Increase the number of iterations (max_iter) or scale the data as shown in:
    https://scikit-learn.org/stable/modules/preprocessing.html
Please also refer to the documentation for alternative solver options:
    https://scikit-learn.org/stable/modules/linear_model.html#logistic-regression
  n_iter_i = _check_optimize_result(


LogisticRegression()

In [9]:
print(f"Training Data Score: {logmodel.score(X_dummies, y_label)}")
print(f"Testing Data Score: {logmodel.score(X_test_dummies, y_test_label)}")

Training Data Score: 0.6553366174055829
Testing Data Score: 0.5202041684389621


In [10]:
# Train a Random Forest Classifier model and print the model score
clf = RandomForestClassifier(random_state=1, n_estimators=50).fit(X_dummies, y_label)
print(f'Training Score: {clf.score(X_dummies, y_label)}')
print(f'Testing Score: {clf.score(X_test_dummies, y_test_label)}')

Training Score: 1.0
Testing Score: 0.6707783921735432


I believe that the after scaling the data to remove bias from features with higher magnitudes, the Random Forest Classifier will perform better than the Logistic Regression model both in the training set and in the testing set, since the Random Forest model is designed for more complex relationships between features and doesn't assume linearity.

In [11]:
# Scale the data
scaler = StandardScaler().fit(X_dummies)
X_train_scaled = scaler.transform(X_dummies)
X_test_scaled = scaler.transform(X_test_dummies)

In [12]:
# Train a Random Forest Classifier model on the scaled data and print the model score
clf1 = RandomForestClassifier(random_state=1, n_estimators=50).fit(X_train_scaled, y_label)
print(f'Training Score: {clf1.score(X_train_scaled, y_label)}')
print(f'Testing Score: {clf1.score(X_test_scaled, y_test_label)}')

Training Score: 1.0
Testing Score: 0.6714164185452999


### Log Model scores:
Unscaled data: 

    Training Data Score: 0.6575533661740558
    Testing Data Score: 0.5204168438962143
    
Scaled data:

    Training Score: 0.7130541871921182
    Testing Score: 0.7216078264568269

Random Forest scores: Unscaled data: Training Score: 1.0 Testing Score: 0.6707783921735432 Scaled data: Training Score: 1.0 Testing Score: 0.6714164185452999

Scaling the data had a very good effect on the outcome of the Log model.
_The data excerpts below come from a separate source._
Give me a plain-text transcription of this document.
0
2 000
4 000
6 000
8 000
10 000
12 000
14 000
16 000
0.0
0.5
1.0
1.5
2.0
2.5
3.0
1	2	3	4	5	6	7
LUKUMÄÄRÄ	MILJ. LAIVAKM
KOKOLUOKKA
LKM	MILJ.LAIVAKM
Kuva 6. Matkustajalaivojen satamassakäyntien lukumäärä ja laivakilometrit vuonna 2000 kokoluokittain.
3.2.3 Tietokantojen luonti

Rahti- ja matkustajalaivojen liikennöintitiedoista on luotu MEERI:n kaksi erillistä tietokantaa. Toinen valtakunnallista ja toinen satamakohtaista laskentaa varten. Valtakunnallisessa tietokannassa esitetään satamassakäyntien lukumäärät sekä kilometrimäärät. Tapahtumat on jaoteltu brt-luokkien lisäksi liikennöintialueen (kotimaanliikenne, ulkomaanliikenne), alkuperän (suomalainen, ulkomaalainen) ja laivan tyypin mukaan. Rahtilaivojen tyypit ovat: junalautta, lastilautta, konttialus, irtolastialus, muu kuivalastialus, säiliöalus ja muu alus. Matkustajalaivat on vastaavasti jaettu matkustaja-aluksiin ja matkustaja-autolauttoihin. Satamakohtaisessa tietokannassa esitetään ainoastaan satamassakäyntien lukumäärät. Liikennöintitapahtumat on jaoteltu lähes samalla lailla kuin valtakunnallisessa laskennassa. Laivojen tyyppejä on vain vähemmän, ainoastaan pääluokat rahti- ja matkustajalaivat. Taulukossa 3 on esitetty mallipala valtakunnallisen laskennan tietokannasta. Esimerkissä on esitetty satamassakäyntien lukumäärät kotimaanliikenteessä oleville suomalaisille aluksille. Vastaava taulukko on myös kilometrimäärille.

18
The scores for both the training and test sets increased, and the scores got closer together (0.13 difference reduced to 0.01), meaning the Log model is now likely to generalize well too. Scaling the data did not really have much effect on the Random Forest classifier. It still appears to be the case that the model is overfitting on the training data and thus performing poorly on the test data set. Overall, I believe the Log Model (with scaled data) is the better choice in this situation, since it seems to be less sensitive to noise in the data or any collinearity between features. I think we would see a drastic improvement in the Random Forest model if we implemented feature selection techniques, but that might be overkill for this use case. My predicition about the effect scaling would have on the models was not quite accurate. My first prediction, where I mention that random forests do not tend to generalize well, was closer to the truth.